La política italiana pierde a una figura que marcó varias décadas. Ha muerto en Varese Umberto Bossi, tenía 84 años. Fue el fundador de la Lega Lombarda, que luego se convirtió en la Lega Nord, y para muchos quedó siempre como el Senatùr.

Trayectoria y estilo

Bossi llegó al Senado en 1987 y desde entonces impulsó la defensa de la idea de Padania frente a lo que llamó "Roma ladrona". Su estilo fue directo, a veces grosero, y acuñó expresiones que la gente recuerda con facilidad. Se le asoció con posiciones firmes sobre inmigración y con un discurso regionalista que cambió el mapa electoral del norte italiano.

Del nacionalismo regional al gobierno

  • Fundó y lideró la Lega Lombarda, que dio paso a la Lega Nord.
  • En 2001-2004 fue ministro responsable de reformas institucionales y devoluciones, y entre 2008 y 2011 ocupó el cargo vinculado al federalismo.
  • Su objetivo público en varias etapas fue la secesión del norte, aunque en la práctica impulsó demandas por mayor autonomía y federalismo.

Controversias y episodios polémicos

  • En su primer congreso en 1989 lanzó ataques contra inmigrantes, homosexuales y personas del sur de Italia. Años después recibió condena por injurias al presidente de la República, cuyo castigo fue luego indultado en 2019.
  • Se le vinculó a casos de financiación irregular; admitió en su momento un aporte ilegal de 200 millones de liras procedente de Montedison.
  • Durante la era de Tangentopoli la Lega creció quitando votos a partidos tradicionales y se volvió actor clave en varias negociaciones nacionales.

Su imagen pública incluía el cigarro casi permanente, la camiseta blanca y un lenguaje provocador. Decía inspirarse en figuras como don Luigi Sturzo y Konrad Adenauer, pero su manera de actuar fue más bien tosca y directa.

Salud y retirada parcial

Bossi sufrió problemas de salud que marcaron su carrera: una isquemia en 1991, un malestar en 1996 y un ictus en 2004 que le obligaron a dar un paso al lado en la actividad habitual. Tras dejar el ministerio optó por un escaño en el Parlamento Europeo, y años después volvió a la escena nacional con Breves apariciones y roles institucionales.

El ocaso político

En 2012 renunció al cargo de secretario en medio de crisis internas que llevaron a cambios en la simbología del partido, donde su nombre dejó de figurar junto al símbolo del Alberto da Giussano. Permaneció como presidente federal, pero la llegada de Matteo Salvini y la reorientación del partido lo dejaron en un segundo plano. Surgieron movimientos nostálgicos como el Comitato del Nord, y su relación con los sucesores fue a menudo tensa. En las últimas elecciones su candidatura estuvo en duda hasta que un recuento le permitió mantener el escaño tras 35 años en la política activa.
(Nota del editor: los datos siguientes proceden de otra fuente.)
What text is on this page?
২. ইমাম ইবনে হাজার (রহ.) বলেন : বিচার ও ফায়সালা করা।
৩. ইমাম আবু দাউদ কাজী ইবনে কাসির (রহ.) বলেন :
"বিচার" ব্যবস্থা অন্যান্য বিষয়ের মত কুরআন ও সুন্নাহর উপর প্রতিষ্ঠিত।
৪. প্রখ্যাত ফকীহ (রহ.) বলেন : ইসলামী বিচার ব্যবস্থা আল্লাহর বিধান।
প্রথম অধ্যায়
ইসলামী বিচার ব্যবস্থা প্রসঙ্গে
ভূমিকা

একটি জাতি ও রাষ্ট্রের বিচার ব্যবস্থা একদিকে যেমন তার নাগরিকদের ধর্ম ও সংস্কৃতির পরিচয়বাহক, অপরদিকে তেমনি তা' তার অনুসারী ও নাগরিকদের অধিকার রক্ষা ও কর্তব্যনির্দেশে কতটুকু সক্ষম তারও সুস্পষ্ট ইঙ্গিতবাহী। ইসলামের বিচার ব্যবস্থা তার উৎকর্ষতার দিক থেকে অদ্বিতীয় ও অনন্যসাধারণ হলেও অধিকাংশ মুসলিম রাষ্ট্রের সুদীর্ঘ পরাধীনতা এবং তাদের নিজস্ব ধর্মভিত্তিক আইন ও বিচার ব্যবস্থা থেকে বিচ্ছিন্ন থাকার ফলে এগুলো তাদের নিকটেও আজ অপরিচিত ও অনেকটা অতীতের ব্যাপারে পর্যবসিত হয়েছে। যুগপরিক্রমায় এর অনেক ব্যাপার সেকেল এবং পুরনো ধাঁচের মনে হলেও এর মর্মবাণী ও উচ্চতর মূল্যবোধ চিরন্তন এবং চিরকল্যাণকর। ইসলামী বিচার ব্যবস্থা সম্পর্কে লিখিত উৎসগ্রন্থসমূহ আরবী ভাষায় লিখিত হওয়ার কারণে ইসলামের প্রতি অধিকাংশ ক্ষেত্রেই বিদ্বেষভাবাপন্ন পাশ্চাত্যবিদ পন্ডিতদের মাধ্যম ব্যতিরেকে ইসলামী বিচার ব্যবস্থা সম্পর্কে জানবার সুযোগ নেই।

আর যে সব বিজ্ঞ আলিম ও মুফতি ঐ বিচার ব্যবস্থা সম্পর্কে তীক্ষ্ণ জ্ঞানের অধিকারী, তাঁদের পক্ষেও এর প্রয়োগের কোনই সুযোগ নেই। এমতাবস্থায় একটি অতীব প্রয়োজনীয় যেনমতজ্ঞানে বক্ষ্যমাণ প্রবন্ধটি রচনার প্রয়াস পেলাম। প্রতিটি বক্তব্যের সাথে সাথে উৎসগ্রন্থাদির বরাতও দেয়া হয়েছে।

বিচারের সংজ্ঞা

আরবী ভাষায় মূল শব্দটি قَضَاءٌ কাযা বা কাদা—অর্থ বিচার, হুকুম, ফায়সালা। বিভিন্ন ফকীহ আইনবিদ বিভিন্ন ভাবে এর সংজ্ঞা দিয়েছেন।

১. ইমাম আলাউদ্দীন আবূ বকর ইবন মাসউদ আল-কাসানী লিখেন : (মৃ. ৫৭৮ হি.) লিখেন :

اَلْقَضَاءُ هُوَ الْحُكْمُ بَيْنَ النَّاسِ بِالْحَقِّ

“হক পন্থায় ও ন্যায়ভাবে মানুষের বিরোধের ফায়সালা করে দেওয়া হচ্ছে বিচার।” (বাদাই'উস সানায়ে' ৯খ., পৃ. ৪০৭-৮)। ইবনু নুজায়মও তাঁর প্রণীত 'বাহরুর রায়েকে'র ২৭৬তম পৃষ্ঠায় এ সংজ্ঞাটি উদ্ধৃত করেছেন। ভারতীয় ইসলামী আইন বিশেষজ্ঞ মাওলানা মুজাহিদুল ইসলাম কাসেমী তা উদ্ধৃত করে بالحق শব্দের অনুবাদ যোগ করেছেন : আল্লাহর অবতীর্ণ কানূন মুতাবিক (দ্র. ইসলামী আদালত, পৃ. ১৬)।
Reacciones oficiales y del mundo político

  • Sergio Mattarella: expresó su sincero condolencia. Recordó a Bossi como protagonista de una larga temporada política y manifestó cercanía a sus familiares.
  • Matteo Salvini: publicó un mensaje emotivo en la red social X, canceló sus compromisos previstos y anunció que volverá a Milán en el primer vuelo disponible.
  • Luca Zaia: destacó el papel de Bossi en la difusión del debate sobre federalismo y la "cuestión septentrional", y valoró su capacidad política y realismo.
  • Elly Schlein remitió sus condolencias en nombre de su formación política.
  • Pierluigi Bersani lo describió como un adversario digno y, al final, una persona a la que llegó a estimar.
  • Antonio Tajani y Pier Ferdinando Casini también se sumaron a las palabras de respeto, recordando su papel en los cambios políticos de Italia.

Las reacciones reflejan la polarización que acompañó toda su vida pública: admiración por parte de sus seguidores y reconocimiento institucional, junto a críticas por episodios y declaraciones polémicas.

La nota original del fallecimiento fue difundida por agencias informativas italianas.